Autograph letter signed (‘Ch. Darwin’) to [John William] Salter, 6 Queen Anne Street, Cavendish Square W[est], 19 [June 1867].

Three pages, 200 x 124mm, bifolium.

Writing to the struggling naturalist J.W. Salter. ‘No one can be more sincerely glad than I am, on your account & on that of Science, to hear that your circumstances are amended & your anxieties lessened. As you are so kind as to offer so freely the Supp[lement to] Eng[lish] Bot[any] I shall be very pleased to accept it’, asking that it be sent to him care of G[eorge] Snow [the Down parcel-carrier] at the Nag’s Head in Borough. He regrets that he generally goes nowhere in the evenings unless feeling unusually strong, but ‘will attend at the Geology Soc[iety] tonight. It has been a very great loss to me that I have been compelled to give up attending all Scientific meetings’.

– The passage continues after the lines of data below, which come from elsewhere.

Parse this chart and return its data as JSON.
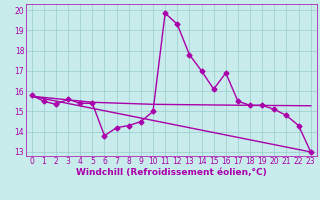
{
  "xlabel": "Windchill (Refroidissement éolien,°C)",
  "background_color": "#c8ecec",
  "line_color": "#aa00aa",
  "grid_color": "#99cccc",
  "xlim": [
    -0.5,
    23.5
  ],
  "ylim": [
    12.8,
    20.3
  ],
  "yticks": [
    13,
    14,
    15,
    16,
    17,
    18,
    19,
    20
  ],
  "xticks": [
    0,
    1,
    2,
    3,
    4,
    5,
    6,
    7,
    8,
    9,
    10,
    11,
    12,
    13,
    14,
    15,
    16,
    17,
    18,
    19,
    20,
    21,
    22,
    23
  ],
  "main_x": [
    0,
    1,
    2,
    3,
    4,
    5,
    6,
    7,
    8,
    9,
    10,
    11,
    12,
    13,
    14,
    15,
    16,
    17,
    18,
    19,
    20,
    21,
    22,
    23
  ],
  "main_y": [
    15.8,
    15.5,
    15.35,
    15.6,
    15.4,
    15.4,
    13.8,
    14.2,
    14.3,
    14.5,
    15.0,
    19.85,
    19.3,
    17.8,
    17.0,
    16.1,
    16.9,
    15.5,
    15.3,
    15.3,
    15.1,
    14.8,
    14.3,
    13.0
  ],
  "trend1_x": [
    0,
    5,
    10,
    18,
    23
  ],
  "trend1_y": [
    15.75,
    15.45,
    15.35,
    15.3,
    15.28
  ],
  "trend2_x": [
    0,
    23
  ],
  "trend2_y": [
    15.75,
    13.0
  ],
  "marker": "D",
  "marker_size": 2.5,
  "line_width": 1.0,
  "xlabel_fontsize": 6.5,
  "tick_fontsize": 5.5
}
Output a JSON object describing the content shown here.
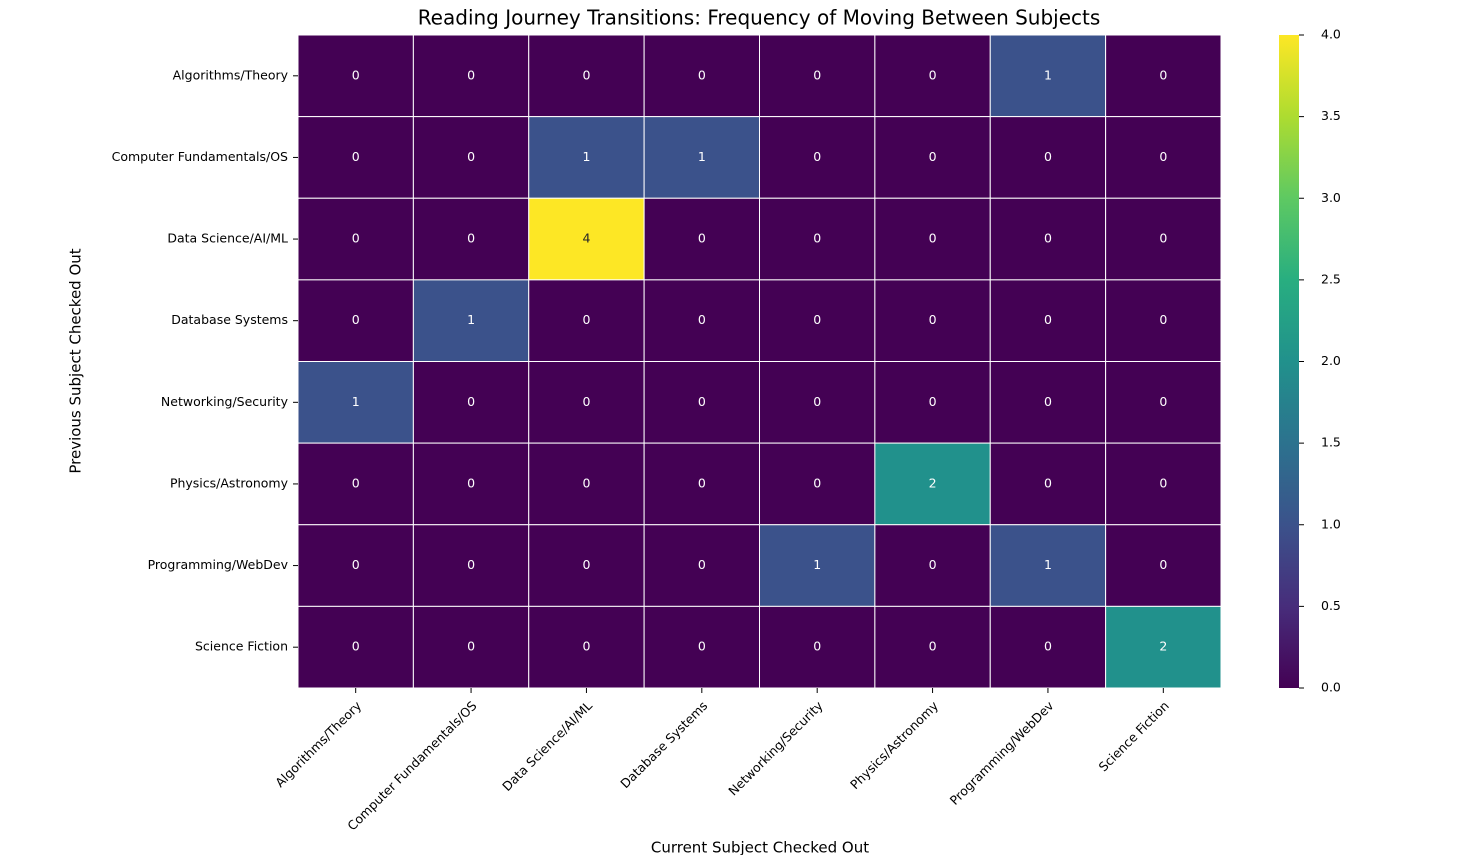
{
  "chart_data": {
    "type": "heatmap",
    "title": "Reading Journey Transitions: Frequency of Moving Between Subjects",
    "x_label": "Current Subject Checked Out",
    "y_label": "Previous Subject Checked Out",
    "x_categories": [
      "Algorithms/Theory",
      "Computer Fundamentals/OS",
      "Data Science/AI/ML",
      "Database Systems",
      "Networking/Security",
      "Physics/Astronomy",
      "Programming/WebDev",
      "Science Fiction"
    ],
    "y_categories": [
      "Algorithms/Theory",
      "Computer Fundamentals/OS",
      "Data Science/AI/ML",
      "Database Systems",
      "Networking/Security",
      "Physics/Astronomy",
      "Programming/WebDev",
      "Science Fiction"
    ],
    "values": [
      [
        0,
        0,
        0,
        0,
        0,
        0,
        1,
        0
      ],
      [
        0,
        0,
        1,
        1,
        0,
        0,
        0,
        0
      ],
      [
        0,
        0,
        4,
        0,
        0,
        0,
        0,
        0
      ],
      [
        0,
        1,
        0,
        0,
        0,
        0,
        0,
        0
      ],
      [
        1,
        0,
        0,
        0,
        0,
        0,
        0,
        0
      ],
      [
        0,
        0,
        0,
        0,
        0,
        2,
        0,
        0
      ],
      [
        0,
        0,
        0,
        0,
        1,
        0,
        1,
        0
      ],
      [
        0,
        0,
        0,
        0,
        0,
        0,
        0,
        2
      ]
    ],
    "colormap": "viridis",
    "zlim": [
      0,
      4
    ],
    "zticks": [
      {
        "value": 0,
        "label": "0.0"
      },
      {
        "value": 0.5,
        "label": "0.5"
      },
      {
        "value": 1,
        "label": "1.0"
      },
      {
        "value": 1.5,
        "label": "1.5"
      },
      {
        "value": 2,
        "label": "2.0"
      },
      {
        "value": 2.5,
        "label": "2.5"
      },
      {
        "value": 3,
        "label": "3.0"
      },
      {
        "value": 3.5,
        "label": "3.5"
      },
      {
        "value": 4,
        "label": "4.0"
      }
    ]
  }
}
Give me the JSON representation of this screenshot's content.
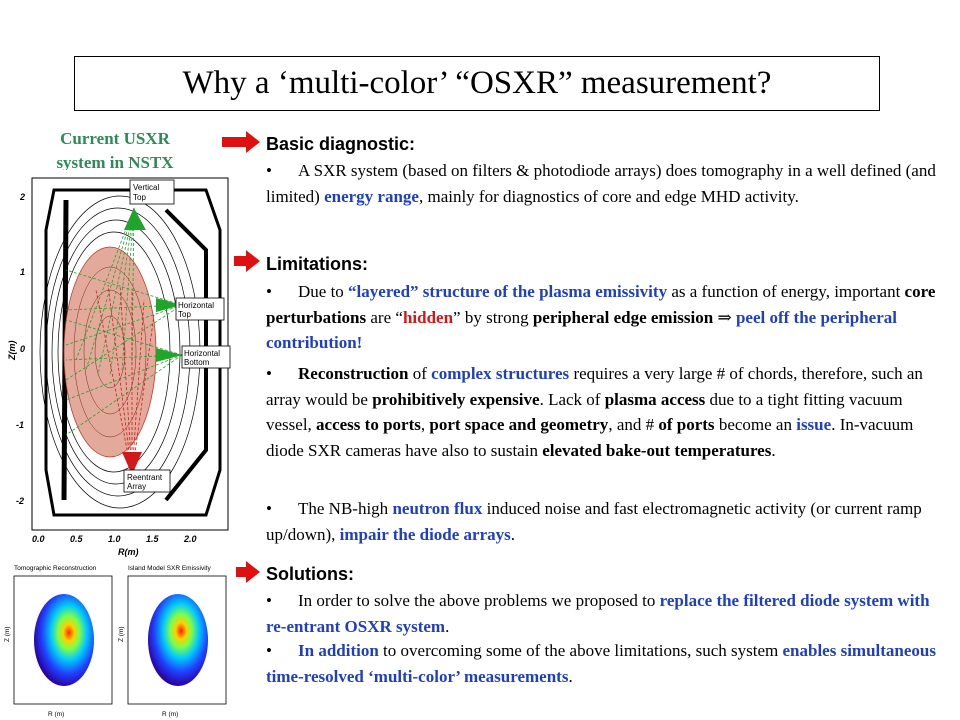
{
  "title": "Why a ‘multi-color’ “OSXR” measurement?",
  "caption": [
    "Current USXR",
    "system in NSTX"
  ],
  "sections": {
    "basic": {
      "heading": "Basic diagnostic:",
      "p1": [
        "A SXR system (based on filters & photodiode arrays) does tomography in a well defined (and limited) ",
        "energy range",
        ", mainly for diagnostics of core and edge MHD activity."
      ]
    },
    "limitations": {
      "heading": "Limitations:",
      "p1": [
        "Due to ",
        "“layered” structure of the plasma emissivity",
        " as a function of energy, important ",
        "core perturbations",
        " are “",
        "hidden",
        "” by strong ",
        "peripheral edge emission",
        " ⇒ ",
        "peel off the peripheral contribution!"
      ],
      "p2": [
        "Reconstruction",
        " of ",
        "complex structures",
        " requires a very large # of chords, therefore, such an array would be ",
        "prohibitively expensive",
        ". Lack of ",
        "plasma access",
        " due to a tight fitting vacuum vessel, ",
        "access to ports",
        ", ",
        "port space and geometry",
        ", and # ",
        "of ports",
        " become an ",
        "issue",
        ". In-vacuum diode SXR cameras have also to sustain ",
        "elevated bake-out temperatures",
        "."
      ],
      "p3": [
        "The NB-high ",
        "neutron flux",
        " induced noise and fast electromagnetic activity (or current ramp up/down), ",
        "impair the diode arrays",
        "."
      ]
    },
    "solutions": {
      "heading": "Solutions:",
      "p1": [
        "In order to solve the above problems we proposed to ",
        "replace the filtered diode system with re-entrant OSXR system",
        "."
      ],
      "p2": [
        "In addition",
        " to overcoming some of the above limitations, such system ",
        "enables simultaneous time-resolved ‘multi-color’ measurements",
        "."
      ]
    }
  },
  "figure": {
    "labels": [
      "Vertical Top",
      "Horizontal Top",
      "Horizontal Bottom",
      "Reentrant Array"
    ],
    "label_lines": {
      "vt": [
        "Vertical",
        "Top"
      ],
      "ht": [
        "Horizontal",
        "Top"
      ],
      "hb": [
        "Horizontal",
        "Bottom"
      ],
      "ra": [
        "Reentrant",
        "Array"
      ]
    },
    "y_axis": "Z(m)",
    "x_axis": "R(m)",
    "x_ticks": [
      "0.0",
      "0.5",
      "1.0",
      "1.5",
      "2.0"
    ],
    "y_ticks": [
      "2",
      "1",
      "0",
      "-1",
      "-2"
    ]
  },
  "mini_plots": [
    {
      "title": "Tomographic Reconstruction",
      "xlabel": "R (m)",
      "ylabel": "Z (m)"
    },
    {
      "title": "Island Model SXR Emissivity",
      "xlabel": "R (m)",
      "ylabel": "Z (m)"
    }
  ],
  "colors": {
    "accent_blue": "#1f3fbf",
    "accent_red": "#d11919",
    "caption_green": "#2e8b57",
    "arrow_red": "#e01010"
  }
}
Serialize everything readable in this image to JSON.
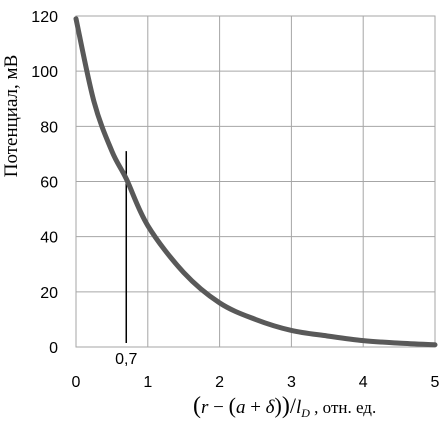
{
  "chart_data": {
    "type": "line",
    "title": "",
    "ylabel": "Потенциал, мВ",
    "xlabel": "(r − (a + δ))/l_D , отн. ед.",
    "xlabel_parts": {
      "open": "(",
      "r": "r",
      "minus1": " − ",
      "inner_open": "(",
      "a": "a",
      "plus": " + ",
      "delta": "δ",
      "inner_close": ")",
      "close": ")",
      "slash": "/",
      "l": "l",
      "sub": "D",
      "unit": " ,  отн. ед."
    },
    "xlim": [
      0,
      5
    ],
    "ylim": [
      0,
      120
    ],
    "x_ticks": [
      "0",
      "1",
      "2",
      "3",
      "4",
      "5"
    ],
    "y_ticks": [
      "0",
      "20",
      "40",
      "60",
      "80",
      "100",
      "120"
    ],
    "grid": true,
    "line_color": "#595959",
    "series": [
      {
        "x": [
          0,
          0.25,
          0.5,
          0.7,
          1.0,
          1.5,
          2.0,
          2.5,
          3.0,
          3.5,
          4.0,
          4.5,
          5.0
        ],
        "y": [
          119,
          89,
          71,
          61,
          44,
          27,
          16,
          10,
          6,
          4,
          2.3,
          1.4,
          0.8
        ]
      }
    ],
    "annotations": [
      {
        "label": "0,7",
        "x": 0.7,
        "y_top": 71
      }
    ]
  }
}
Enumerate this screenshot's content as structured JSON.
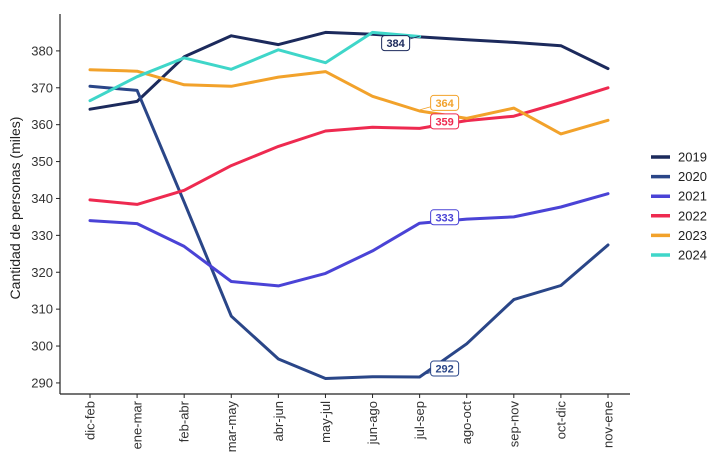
{
  "chart_data": {
    "type": "line",
    "ylabel": "Cantidad de personas (miles)",
    "xlabel": "",
    "ylim": [
      287,
      390
    ],
    "yticks": [
      290,
      300,
      310,
      320,
      330,
      340,
      350,
      360,
      370,
      380
    ],
    "categories": [
      "dic-feb",
      "ene-mar",
      "feb-abr",
      "mar-may",
      "abr-jun",
      "may-jul",
      "jun-ago",
      "jul-sep",
      "ago-oct",
      "sep-nov",
      "oct-dic",
      "nov-ene"
    ],
    "grid": false,
    "legend_position": "right",
    "series": [
      {
        "name": "2019",
        "color": "#1c2a5c",
        "values": [
          364.2,
          366.3,
          378.4,
          384.1,
          381.7,
          385.0,
          384.5,
          383.8,
          383.0,
          382.3,
          381.4,
          375.2
        ]
      },
      {
        "name": "2020",
        "color": "#2a4688",
        "values": [
          370.4,
          369.3,
          339.0,
          308.1,
          296.5,
          291.2,
          291.7,
          291.6,
          300.6,
          312.6,
          316.4,
          327.4
        ]
      },
      {
        "name": "2021",
        "color": "#4a43d6",
        "values": [
          334.0,
          333.2,
          327.0,
          317.5,
          316.3,
          319.7,
          325.8,
          333.3,
          334.4,
          335.0,
          337.7,
          341.3
        ]
      },
      {
        "name": "2022",
        "color": "#ee2a50",
        "values": [
          339.6,
          338.4,
          342.2,
          348.9,
          354.1,
          358.3,
          359.3,
          359.0,
          361.1,
          362.3,
          366.0,
          370.0
        ]
      },
      {
        "name": "2023",
        "color": "#f2a22b",
        "values": [
          374.9,
          374.5,
          370.8,
          370.4,
          372.9,
          374.4,
          367.7,
          363.7,
          361.7,
          364.5,
          357.5,
          361.2
        ]
      },
      {
        "name": "2024",
        "color": "#3fd6c9",
        "values": [
          366.5,
          373.0,
          378.1,
          375.0,
          380.3,
          376.8,
          385.0,
          383.9,
          null,
          null,
          null,
          null
        ]
      }
    ],
    "annotations": [
      {
        "text": "384",
        "series": "2024",
        "category": "jul-sep",
        "value": 384,
        "color": "#1c2a5c"
      },
      {
        "text": "364",
        "series": "2023",
        "category": "jul-sep",
        "value": 364,
        "color": "#f2a22b"
      },
      {
        "text": "359",
        "series": "2022",
        "category": "jul-sep",
        "value": 359,
        "color": "#ee2a50"
      },
      {
        "text": "333",
        "series": "2021",
        "category": "jul-sep",
        "value": 333,
        "color": "#4a43d6"
      },
      {
        "text": "292",
        "series": "2020",
        "category": "jul-sep",
        "value": 292,
        "color": "#2a4688"
      }
    ]
  }
}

The naturalist and palaeontologist John William Salter (1820-1869) wrote to Darwin asking for financial aid during personal crises in 1866 and 1867; in May 1867, he was asking for help, noting that frequent and serious illnesses kept him from working, though his situation appears to have eased by 18 June, when he wrote offering to send parts of J.T. Boswell Syme’s English botany (1863–86) as a mark of appreciation for Darwin’s assistance. Two years later, Salter would commit suicide by throwing himself into the Thames.

Not published in the Darwin Correspondence Project.